Zhu Zhu, Li Jing, Huang Jian, Li Zheming, Zhang Hongjian, Chen Siyu, Zhong Qianhui, Xie Yulan, Hu Shasha, Wang Yinshuo, Wang Dejian, Yu Gang
Department of Data and Information, The Children's Hospital, Zhejiang University School of Medicine, Hangzhou, China.
National Clinical Research Center for Child Health, Hangzhou, China.
Transl Pediatr. 2022 Jul;11(7):1216-1233. doi: 10.21037/tp-22-275.
Due to the phenotypic similarities among different pediatric respiratory diseases with chronic cough, primary doctors often misdiagnose and the misuse of examinations is prevalent.
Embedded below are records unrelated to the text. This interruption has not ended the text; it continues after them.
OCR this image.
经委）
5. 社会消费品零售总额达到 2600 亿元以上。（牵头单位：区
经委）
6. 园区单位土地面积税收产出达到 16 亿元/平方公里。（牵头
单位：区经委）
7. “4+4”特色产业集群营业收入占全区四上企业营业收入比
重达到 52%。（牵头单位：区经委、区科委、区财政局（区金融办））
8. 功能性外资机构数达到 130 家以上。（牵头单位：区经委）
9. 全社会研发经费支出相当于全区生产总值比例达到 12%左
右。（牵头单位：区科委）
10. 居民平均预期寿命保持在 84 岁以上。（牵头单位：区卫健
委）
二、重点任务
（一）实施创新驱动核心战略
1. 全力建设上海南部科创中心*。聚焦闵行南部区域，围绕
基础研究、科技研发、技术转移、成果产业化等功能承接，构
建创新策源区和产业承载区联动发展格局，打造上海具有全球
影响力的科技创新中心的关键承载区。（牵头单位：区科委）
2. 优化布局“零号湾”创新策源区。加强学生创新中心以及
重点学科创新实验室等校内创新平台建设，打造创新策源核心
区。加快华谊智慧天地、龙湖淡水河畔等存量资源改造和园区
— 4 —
In the pre-diagnosis stage, the patients' chief complaints and other information in the electronic medical record (EMR) provide a powerful reference for respiratory experts to make preliminary disease judgment and examination plan. In this paper, we proposed an intelligent prediagnosis system to predict disease diagnosis and recommend examinations based on EMR text.
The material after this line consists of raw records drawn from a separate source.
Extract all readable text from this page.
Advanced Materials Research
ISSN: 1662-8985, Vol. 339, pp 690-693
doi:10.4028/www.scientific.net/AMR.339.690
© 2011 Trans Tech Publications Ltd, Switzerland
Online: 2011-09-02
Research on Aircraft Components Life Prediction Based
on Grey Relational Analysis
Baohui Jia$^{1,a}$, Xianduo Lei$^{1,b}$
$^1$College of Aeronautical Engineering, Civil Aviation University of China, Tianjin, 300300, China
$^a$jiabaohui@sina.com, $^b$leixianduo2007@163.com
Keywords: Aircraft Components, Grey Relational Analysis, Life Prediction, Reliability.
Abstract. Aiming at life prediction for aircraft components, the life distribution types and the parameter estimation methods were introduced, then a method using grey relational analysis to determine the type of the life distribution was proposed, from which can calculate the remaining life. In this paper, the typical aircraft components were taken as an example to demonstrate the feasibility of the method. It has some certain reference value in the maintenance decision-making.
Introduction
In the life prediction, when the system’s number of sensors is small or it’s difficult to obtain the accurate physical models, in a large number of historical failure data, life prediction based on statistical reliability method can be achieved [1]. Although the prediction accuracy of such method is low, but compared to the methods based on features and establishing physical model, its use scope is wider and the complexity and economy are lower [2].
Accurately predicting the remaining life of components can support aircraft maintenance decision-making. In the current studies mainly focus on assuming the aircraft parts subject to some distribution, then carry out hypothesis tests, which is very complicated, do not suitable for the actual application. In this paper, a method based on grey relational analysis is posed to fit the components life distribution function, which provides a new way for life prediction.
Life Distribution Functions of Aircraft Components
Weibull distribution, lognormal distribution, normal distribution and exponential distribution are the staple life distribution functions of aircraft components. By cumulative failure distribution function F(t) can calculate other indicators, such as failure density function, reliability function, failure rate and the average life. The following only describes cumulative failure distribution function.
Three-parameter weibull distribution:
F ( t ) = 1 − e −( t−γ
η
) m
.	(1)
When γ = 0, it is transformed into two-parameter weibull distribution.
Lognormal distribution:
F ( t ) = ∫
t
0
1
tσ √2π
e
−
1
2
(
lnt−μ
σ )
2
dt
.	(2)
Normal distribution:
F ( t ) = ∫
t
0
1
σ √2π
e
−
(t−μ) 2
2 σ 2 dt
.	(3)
We examined the clinical notes of 178,293 children with chronic cough symptoms from retrospective EMR data. The dataset is split into 7:3 for training and testing. From the testing set, we also extract 5% of samples for validation. We proposed a medical-semantic-aware convolution neural network (MSCNN) framework that can accomplish two downstream tasks from the same medical language model through transfer learning. First, a medical language model based on the word2vec algorithm was built to generate embeddings for the text data. Then, text convolutional neural network (TextCNN) was used to build models for disease prediction and examination recommendation.
We implemented 5 algorithms for disease prediction. In the disease prediction task, our algorithm outperformed the baseline methods on all metrics, with a top-1 accuracy (AC) of 0.68 and a top-3 AC of 0.923 on the testing set. By adding data enhancement, the top-3 AC reached 0.926. In the examination recommendation task, the overall AC on the testing set was 0.93 and the macro average (MA) F1-score was 0.88. The average area under the curve (AUC) on the training set was 0.97 while on the testing set it was 0.86.
We constructed an intelligent prediagnosis system with an MSCNN framework that can predict diseases and make examination recommendations based on EMR data. Our approach achieved good results on a retrospective clinical dataset and thus has great potential for the application of automated diagnosis assist in clinical practice during pre-diagnosis stage, which will provide help for primary level doctors or doctors in basic-level hospitals. Due to the generality of the proposed framework, it can be straight forwardly extended to prediagnosis for other diseases.
由于不同伴有慢性咳嗽的儿科呼吸道疾病之间存在表型相似性,基层医生常常误诊,且检查滥用现象普遍。在预诊断阶段,患者的主诉及电子病历(EMR)中的其他信息为呼吸专家做出初步疾病判断和检查计划提供了有力参考。在本文中,我们提出了一种基于EMR文本预测疾病诊断并推荐检查的智能预诊断系统。
我们从回顾性EMR数据中检查了178293例有慢性咳嗽症状儿童的临床记录。数据集按7:3划分为训练集和测试集。我们还从测试集中提取5%的样本用于验证。我们提出了一种医学语义感知卷积神经网络(MSCNN)框架,该框架可通过迁移学习从同一医学语言模型完成两项下游任务。首先,基于word2vec算法构建医学语言模型,为文本数据生成嵌入。然后,使用文本卷积神经网络(TextCNN)构建疾病预测和检查推荐模型。
我们实现了5种疾病预测算法。在疾病预测任务中,我们的算法在所有指标上均优于基线方法,测试集上的top-1准确率(AC)为0.68,top-3 AC为0.923。通过添加数据增强,top-3 AC达到0.926。在检查推荐任务中,测试集上的总体AC为0.93,宏平均(MA)F1分数为0.88。训练集上的平均曲线下面积(AUC)为0.97,测试集上为0.86。
我们构建了一个具有MSCNN框架的智能预诊断系统,该系统可基于EMR数据预测疾病并做出检查推荐。我们的方法在回顾性临床数据集上取得了良好结果,因此在预诊断阶段的临床实践中具有用于自动诊断辅助的巨大应用潜力,这将为基层医生或基层医院的医生提供帮助。由于所提出框架的通用性,它可以直接扩展到其他疾病的预诊断。